Jaman dulu wanita yang bepergian sendiri sangatlah jarang
sehingga ketika masih mahasiswa untuk memperoleh teman
perjalanan wanita, saya terpaksa menerapkan jurus tengik;
seperti pesan pada travel agent sbb: "mas saya beli tiket
untuk adik perempuan saya, tolong dicarikan tempat duduk
yang bersebelahan dengan perempuan". Namun tetap saja apes,
dapat teman duduk perempuan dengan profesi 'ubab'.

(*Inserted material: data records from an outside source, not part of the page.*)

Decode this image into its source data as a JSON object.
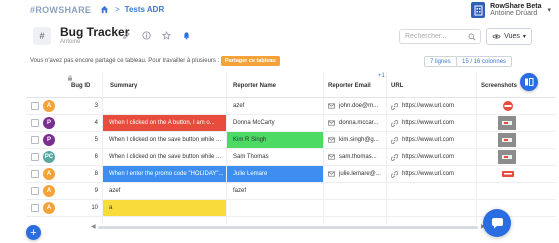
{
  "topbar": {
    "logo": "ROWSHARE",
    "breadcrumb": "Tests ADR",
    "user_app": "RowShare Beta",
    "user_name": "Antoine Drúard"
  },
  "header": {
    "title": "Bug Tracker",
    "subtitle": "Antoine",
    "search_placeholder": "Rechercher...",
    "views_label": "Vues"
  },
  "strip": {
    "message": "Vous n'avez pas encore partagé ce tableau. Pour travailler à plusieurs :",
    "share_label": "Partager ce tableau",
    "lines_label": "7 lignes",
    "columns_label": "15 / 16 colonnes"
  },
  "columns": [
    "Bug ID",
    "Summary",
    "Reporter Name",
    "Reporter Email",
    "URL",
    "Screenshots"
  ],
  "colors": {
    "accent": "#2a6de0",
    "red": "#e74c3c",
    "green": "#4cd964",
    "blue": "#3d8ef0",
    "yellow": "#f7dc3b",
    "share": "#f5a23b"
  },
  "rows": [
    {
      "avatar": "A",
      "avatar_color": "#f5a23b",
      "id": "3",
      "summary": "",
      "summary_bg": "",
      "name": "azef",
      "name_bg": "",
      "email": "john.doe@m...",
      "url": "https://www.url.com",
      "thumb": "red"
    },
    {
      "avatar": "P",
      "avatar_color": "#7a2e8f",
      "id": "4",
      "summary": "When I clicked on the A button, I am o...",
      "summary_bg": "#e74c3c",
      "name": "Donna McCarty",
      "name_bg": "",
      "email": "donna.mccar...",
      "url": "https://www.url.com",
      "thumb": "grey"
    },
    {
      "avatar": "P",
      "avatar_color": "#7a2e8f",
      "id": "5",
      "summary": "When I clicked on the save button while ...",
      "summary_bg": "",
      "name": "Kim R Singh",
      "name_bg": "#4cd964",
      "email": "kim.singh@g...",
      "url": "https://www.url.com",
      "thumb": "grey"
    },
    {
      "avatar": "PC",
      "avatar_color": "#5aa9a0",
      "id": "6",
      "summary": "When I clicked on the save button while ...",
      "summary_bg": "",
      "name": "Sam Thomas",
      "name_bg": "",
      "email": "sam.thomas...",
      "url": "https://www.url.com",
      "thumb": "grey"
    },
    {
      "avatar": "A",
      "avatar_color": "#f5a23b",
      "id": "8",
      "summary": "When I enter the promo code \"HOLIDAY\"...",
      "summary_bg": "#3d8ef0",
      "name": "Julie Lemare",
      "name_bg": "#3d8ef0",
      "email": "julie.lemare@...",
      "url": "https://www.url.com",
      "thumb": "red-small"
    },
    {
      "avatar": "A",
      "avatar_color": "#f5a23b",
      "id": "9",
      "summary": "azef",
      "summary_bg": "",
      "name": "fazef",
      "name_bg": "",
      "email": "",
      "url": "",
      "thumb": "none"
    },
    {
      "avatar": "A",
      "avatar_color": "#f5a23b",
      "id": "10",
      "summary": "a",
      "summary_bg": "#f7dc3b",
      "name": "",
      "name_bg": "",
      "email": "",
      "url": "",
      "thumb": "none"
    }
  ]
}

Dulu seorang pria yang sudah menikah akan 'kelimputan' kalau
memperkenalkan diri kepada gadis: mengaku menikah atau tidak.
Jaman sekarang justru dengan penuh kebanggaan memperkenalkan
diri: "nama saya Santoso, anak saya tiga, istri dua..."
Orang yang mendengar akan wow! sebab masih ada two space
available, istri ketiga dan keempat. Sebaliknya orang yang
memperkenalkan diri seperti: "saya Rakimin, masih single.."
Bah betapa terkesan tidak becusnya orang tsb.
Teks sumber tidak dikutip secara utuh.